Le danger ici c'est de confondre action courageuse et l'impulsivité ou audace irréfléchi. Or, l'action courageuse est plutôt la capacité à avancer avec discernement, confiance et équanimité même quand l'incertitude et la peur persistent – ce qui est toujours le cas en entrepreneuriat.

Concrètement, cela veut dire de transformer ses intuitions en initiatives concrètes.
Décider sans attendre la validation unanime.
Créer ce que les autres n'imaginent pas encore.

Cette capacité est ce qui transforme une bonne entrepreneure en pionnière – quelqu'un qui ne se contente pas de naviguer dans le marché existant, mais qui contribue activement à façonner son évolution.

Pour qu'elle soit possible, l'action courageuse demande deux choses:

  • une acceptation totale et inconditionnelle du potentiel d'échec
  • la confiance irrémédiable que c'est tout de même la meilleure décision.

Lorsque ces deux conditions sont remplies, nous sommes en présence de ce que j'appelle l'ancrage: une pulsion directionnelle qui permet au leadership d'émerger.

Et pour que cet ancrage soit possible, nous devons avoir la conviction que nous avons la capacité à l'auto-compassion et au respect de soi dans le cas d'un échec.

Cette compétence de choisir l'action courageuse n'est pas qu'une voie vers l'argent, la reconnaissance et l'épanouissement, mais aussi vers la cohérence. Dans cette cohérence, on peut alors développer la résilience nécessaire pour continuer à avancer sur le chemin entrepreneurial, malgré les soubresauts et les inconforts que cela implique. L'action courageuse est la source de l'entreprise libératrice.

L'intelligence entrepreneuriale est la meilleure protection devant le changement inévitable

L'intelligence entrepreneuriale n'est pas un talent inné réservé à une élite. C'est une constellation de compétences que tu peux cultiver délibérément, une pratique qui s'affine avec le temps et l'expérience.

Quand tu développes ces cinq dimensions – la régulation émotionnelle, la gestion du risque, la pensée critique, la créativité divergente et l'action décisive – tu transformes radicalement ta relation à l'information qui t'entoure.

Bien entendu, n'est pas un processus instantané. Il y aura des moments où tu douteras, où tu te laisseras séduire par la promesse d'une formule magique. C'est normal – ton cerveau cherchera toujours la solution la plus économe en énergie.

Mais chaque fois que tu prends un pas de recul pour observer tes réactions instinctives, chaque fois que tu interroges critiquement une "vérité" entrepreneuriale, chaque fois que tu choisis d'honorer ta singularité plutôt que de suivre la masse – tu renforces cette intelligence qui t'est propre.

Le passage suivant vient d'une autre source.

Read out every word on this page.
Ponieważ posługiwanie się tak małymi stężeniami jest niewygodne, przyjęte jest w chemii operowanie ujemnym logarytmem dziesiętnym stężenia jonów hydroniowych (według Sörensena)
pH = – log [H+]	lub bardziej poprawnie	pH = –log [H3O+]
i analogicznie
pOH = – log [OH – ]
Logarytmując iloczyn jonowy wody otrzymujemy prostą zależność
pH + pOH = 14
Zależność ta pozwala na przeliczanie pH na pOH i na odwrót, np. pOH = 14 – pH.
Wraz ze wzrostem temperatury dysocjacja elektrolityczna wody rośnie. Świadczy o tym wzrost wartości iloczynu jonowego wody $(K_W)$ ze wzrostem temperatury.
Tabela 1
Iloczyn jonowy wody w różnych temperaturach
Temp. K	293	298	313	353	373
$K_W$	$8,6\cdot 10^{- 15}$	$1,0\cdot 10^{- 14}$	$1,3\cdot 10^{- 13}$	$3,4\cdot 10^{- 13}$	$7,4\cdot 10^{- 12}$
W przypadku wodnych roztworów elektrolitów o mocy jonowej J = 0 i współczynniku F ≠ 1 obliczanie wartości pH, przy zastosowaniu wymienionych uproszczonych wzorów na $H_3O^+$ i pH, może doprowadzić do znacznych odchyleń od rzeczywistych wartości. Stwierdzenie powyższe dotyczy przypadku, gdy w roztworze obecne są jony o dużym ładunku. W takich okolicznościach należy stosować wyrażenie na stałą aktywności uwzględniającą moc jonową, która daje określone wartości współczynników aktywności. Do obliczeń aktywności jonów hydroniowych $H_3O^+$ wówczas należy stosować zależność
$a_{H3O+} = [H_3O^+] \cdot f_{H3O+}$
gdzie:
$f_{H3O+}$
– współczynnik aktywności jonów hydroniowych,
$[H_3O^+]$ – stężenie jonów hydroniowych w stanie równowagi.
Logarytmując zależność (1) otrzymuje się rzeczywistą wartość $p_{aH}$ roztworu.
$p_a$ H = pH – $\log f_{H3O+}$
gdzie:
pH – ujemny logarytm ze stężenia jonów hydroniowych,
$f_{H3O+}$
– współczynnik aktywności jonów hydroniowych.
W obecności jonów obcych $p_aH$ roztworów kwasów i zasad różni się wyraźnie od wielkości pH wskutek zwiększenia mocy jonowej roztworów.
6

Et c'est précisément cette intelligence qui te permettra, non seulement de survivre dans le brouillard informationnel de notre époque, mais d'y tracer un chemin qui saura s'adapter à un environnement de plus en plus hostile et changeant.

En développant cette intelligence entrepreneuriale, tu ne seras plus à la merci de chaque nouvelle tendance ou de chaque nouvelle technique marketing. Tu pourras filtrer le bruit (externe ET interne) pour identifier ce qui compte vraiment pour TON business.

Si tu t'es rendue à la fin de cet article, je suis curieuse de savoir comment tu t'évalues sur les 5 compétences. Est-ce que tu es d'accord avec ma liste? Y en a-t-il que tu ajouterais?